While cutting tax rates, lawmakers have continued to increase state government spending each year. They also have built up North Carolina’s “rainy-day” savings reserve. Even after pulling roughly $100 million from that reserve in 2016 to deal with the immediate aftermath of Hurricane Matthew, the fund has grown to about $2 billion today. A state law adopted with near-unanimous support calls on lawmakers to continue building that fund.

It’s clear that lowering tax rates has not stopped lawmakers from setting aside money to address a literal “rainy day” — even the multiple rainy days associated with Florence.

Yet some left-of-center activists seem to ignore these facts. In nudging media outlets toward its favored hurricane-related follow-up story, Policy Watch argues: “Hurricane Florence’s devastation should have state lawmakers rethinking this week how the proposed income tax rate cap amendment to the state constitution could hamstring future legislatures when a natural disaster strikes.”

The group cites “real costs” associated with lowering the cap, “most notably by limiting a key revenue source available to policymakers to support communities across the state,” according to a budget analyst.

It is correct that if voters approve the amendment, the state would face a new limit on a potential revenue source.
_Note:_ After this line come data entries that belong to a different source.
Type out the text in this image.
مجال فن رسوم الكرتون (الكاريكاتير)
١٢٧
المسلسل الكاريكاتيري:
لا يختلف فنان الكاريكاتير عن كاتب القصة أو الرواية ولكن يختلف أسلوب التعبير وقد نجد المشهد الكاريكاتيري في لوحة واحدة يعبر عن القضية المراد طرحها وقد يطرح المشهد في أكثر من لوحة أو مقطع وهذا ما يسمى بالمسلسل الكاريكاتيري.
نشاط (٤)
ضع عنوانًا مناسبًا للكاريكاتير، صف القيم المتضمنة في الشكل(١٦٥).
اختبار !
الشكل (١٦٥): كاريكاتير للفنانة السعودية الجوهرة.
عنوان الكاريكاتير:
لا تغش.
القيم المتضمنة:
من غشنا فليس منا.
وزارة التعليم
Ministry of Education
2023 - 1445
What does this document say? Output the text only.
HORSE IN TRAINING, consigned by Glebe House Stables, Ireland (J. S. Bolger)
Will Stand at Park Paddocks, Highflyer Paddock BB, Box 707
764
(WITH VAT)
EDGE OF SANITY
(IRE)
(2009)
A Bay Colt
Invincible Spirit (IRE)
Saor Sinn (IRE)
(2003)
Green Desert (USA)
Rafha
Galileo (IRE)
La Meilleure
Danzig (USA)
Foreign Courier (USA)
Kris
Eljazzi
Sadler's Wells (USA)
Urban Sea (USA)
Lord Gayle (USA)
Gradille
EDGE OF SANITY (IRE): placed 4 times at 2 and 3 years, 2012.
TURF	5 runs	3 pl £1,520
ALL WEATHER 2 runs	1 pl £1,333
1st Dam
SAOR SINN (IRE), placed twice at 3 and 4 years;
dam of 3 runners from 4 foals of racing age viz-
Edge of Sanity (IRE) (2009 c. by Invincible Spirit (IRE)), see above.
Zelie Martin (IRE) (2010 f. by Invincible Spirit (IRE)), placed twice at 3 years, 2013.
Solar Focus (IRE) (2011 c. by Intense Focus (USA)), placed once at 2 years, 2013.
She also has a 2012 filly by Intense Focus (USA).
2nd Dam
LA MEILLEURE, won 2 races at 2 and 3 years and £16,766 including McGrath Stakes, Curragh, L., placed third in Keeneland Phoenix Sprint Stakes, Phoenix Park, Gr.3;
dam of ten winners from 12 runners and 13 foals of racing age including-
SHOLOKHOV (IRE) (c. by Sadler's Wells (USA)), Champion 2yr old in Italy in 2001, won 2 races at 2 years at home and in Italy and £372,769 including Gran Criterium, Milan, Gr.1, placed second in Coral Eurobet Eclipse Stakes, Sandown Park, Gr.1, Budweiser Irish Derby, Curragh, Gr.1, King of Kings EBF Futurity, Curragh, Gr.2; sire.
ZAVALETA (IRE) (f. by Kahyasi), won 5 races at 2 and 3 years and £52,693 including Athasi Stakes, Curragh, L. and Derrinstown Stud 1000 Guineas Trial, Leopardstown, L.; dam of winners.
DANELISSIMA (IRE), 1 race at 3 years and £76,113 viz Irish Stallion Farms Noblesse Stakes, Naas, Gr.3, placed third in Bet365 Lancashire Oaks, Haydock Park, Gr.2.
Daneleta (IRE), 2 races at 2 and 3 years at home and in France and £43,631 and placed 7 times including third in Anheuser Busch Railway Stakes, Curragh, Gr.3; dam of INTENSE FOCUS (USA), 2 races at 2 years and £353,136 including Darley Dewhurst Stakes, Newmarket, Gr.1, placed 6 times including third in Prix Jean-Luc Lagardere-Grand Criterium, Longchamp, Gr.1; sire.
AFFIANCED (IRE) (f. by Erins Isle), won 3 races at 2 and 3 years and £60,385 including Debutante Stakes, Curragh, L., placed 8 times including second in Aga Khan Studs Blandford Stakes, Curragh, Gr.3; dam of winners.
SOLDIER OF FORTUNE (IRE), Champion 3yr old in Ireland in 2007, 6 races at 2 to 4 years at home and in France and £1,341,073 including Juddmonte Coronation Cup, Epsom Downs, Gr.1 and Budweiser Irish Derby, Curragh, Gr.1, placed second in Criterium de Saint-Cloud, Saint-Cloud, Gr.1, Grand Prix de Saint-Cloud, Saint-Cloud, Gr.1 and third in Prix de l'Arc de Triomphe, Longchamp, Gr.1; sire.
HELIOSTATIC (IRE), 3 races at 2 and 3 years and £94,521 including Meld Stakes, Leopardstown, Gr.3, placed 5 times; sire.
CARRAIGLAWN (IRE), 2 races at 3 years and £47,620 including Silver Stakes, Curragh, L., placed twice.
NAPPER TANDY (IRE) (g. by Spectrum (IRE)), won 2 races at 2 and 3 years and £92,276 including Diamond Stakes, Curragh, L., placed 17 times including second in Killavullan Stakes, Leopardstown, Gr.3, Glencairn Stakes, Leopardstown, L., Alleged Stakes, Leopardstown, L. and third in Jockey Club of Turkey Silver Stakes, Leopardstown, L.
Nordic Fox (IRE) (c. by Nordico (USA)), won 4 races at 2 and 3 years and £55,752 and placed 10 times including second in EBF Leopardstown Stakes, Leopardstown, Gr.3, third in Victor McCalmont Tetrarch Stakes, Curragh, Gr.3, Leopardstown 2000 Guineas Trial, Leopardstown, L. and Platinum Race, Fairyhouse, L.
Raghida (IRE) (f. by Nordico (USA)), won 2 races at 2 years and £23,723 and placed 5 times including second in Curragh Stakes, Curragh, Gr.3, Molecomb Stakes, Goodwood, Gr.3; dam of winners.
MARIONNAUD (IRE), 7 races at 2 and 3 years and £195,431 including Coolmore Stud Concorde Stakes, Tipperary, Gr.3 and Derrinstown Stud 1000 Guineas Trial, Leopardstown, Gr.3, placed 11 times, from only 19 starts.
That’s the intent. Supporters want to block future legislatures from imposing tax rates so high that as much as 10 cents of every dollar earned would head to the tax man in Raleigh.

But other aspects of Policy Watch’s argument prove more suspect. First, there is no “real cost” associated with the constitutional amendment. The 2019 tax rate of 5.25 percent falls far below the current cap. It also falls far below the proposed cap. Lowering the cap, by itself, has no impact on the state’s tax rate.

In fact, ideological allies of these left-of-center activists made this exact argument in a lawsuit challenging the amendment. They contended that the ballot language would mislead voters into thinking they were voting for a nonexistent tax cut. Judges dismissed the argument. Now the amendment’s critics seem to be making a 180-degree turn to complain about the amendment’s “real costs.”

Next, let’s explore the degree to which the amendment would “hamstring” future legislatures. There is no question that the current income tax cap leaves future legislatures a great deal of latitude to raise rates. Raising the rate to the current cap would represent a 90 percent income tax hike. No serious observer is recommending that course of action today.

Even an increase to the proposed 7 percent cap would amount to a 33 percent income tax hike. Some activists might prefer that option. But they’re keeping their opinions to themselves — at least during this election campaign season.

If a tax cap that preserves the possibility of a 33 percent tax hike creates an obstacle that “hamstrings” future legislatures, one shudders at the prospects of a future legislature with more leeway, less fiscal restraint, and taxation ideas consistent with those espoused by left-of-center activists.

As for “supporting communities across the state,” one suspects that many voters would argue that recent tax cuts have done much more to achieve that goal than a tax hike ever could. Lower tax rates have attracted more entrepreneurs to North Carolina and encouraged existing businesses to expand. Tax revenue generated in a growing economy has helped produce the $2 billion rainy-day fund that will help the state pay bills related to its latest natural disaster.

That’s why legislative leaders are unlikely to rethink their tax cap amendment. Voters will share their own thoughts about the amendment in November.

Mitch Kokai is senior political analyst for the John Locke Foundation.